Florida Supreme Court Upholds Amendment 7, Right of Patients to Documents on Adverse Events
Thursday, March 23, 2017
By George F. Indest III, J.D., M.P.A., LL.M., Board Certified by The Florida Bar in Health Law
The Florida Supreme Court in Charles v. Southern Baptist Hospital, on January 31, 2017, issued a decision dealing with the relationship of Florida’s Constitution Amendment 7, allowing patient access to documents on adverse medical incidents, and the Federal Patient Safety Quality Improvement Act (PSQIA). The Florida Supreme Court disagreed with the lower court's interpretation of the PSQIA and that the PSQIA preempted Amendment 7. It ruled that PSQIA was never intended as a shield against the production of documents and that Amendment 7 and other provisions of Florida law are not preempted by PSQIA (which it stated only set up a voluntary system for hospitals to improve patient safety). The Florida Supreme Court stated that records do not become patient safety work product simply because they are placed in a patient safety evaluation system or submitted to a patient safety organization (PSO), because health care providers have an independent obligation to maintain them and allow patients to access them.
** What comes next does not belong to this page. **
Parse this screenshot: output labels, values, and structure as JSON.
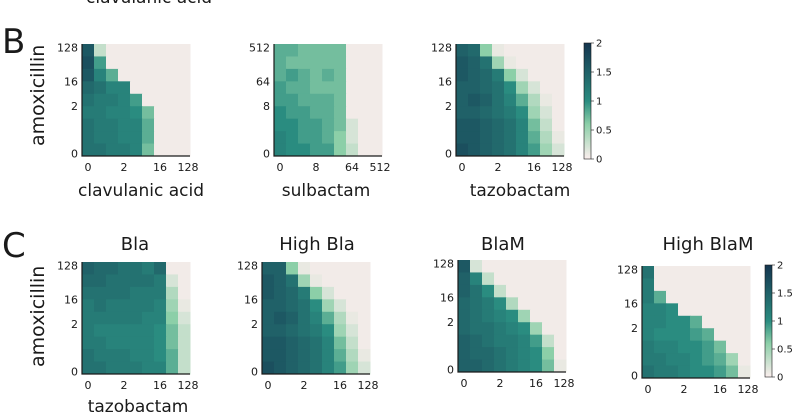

A health care provider cannot classify them as confidential and privileged patient safety work product under PSQIA, if they are required to maintain them by separate laws.Concerning preemption, the Florida Supreme Court indicated that Congress did not intend to preempt state laws or constitutional amendments through the passage of PSQIA, which created a voluntary reporting system. The PSQIA is supposed to operate within existing state reporting and discovery laws. The federal act was intended by Congress to improve the overall healthcare in the system, not to act as a shield to providers, thereby eliminating important right afforded to Florida citizens under Amendment 7. The Supreme Court stated “healthcare providers should not be able to unilaterally decide which documents will be discoverable and which will not in medical malpractice cases.”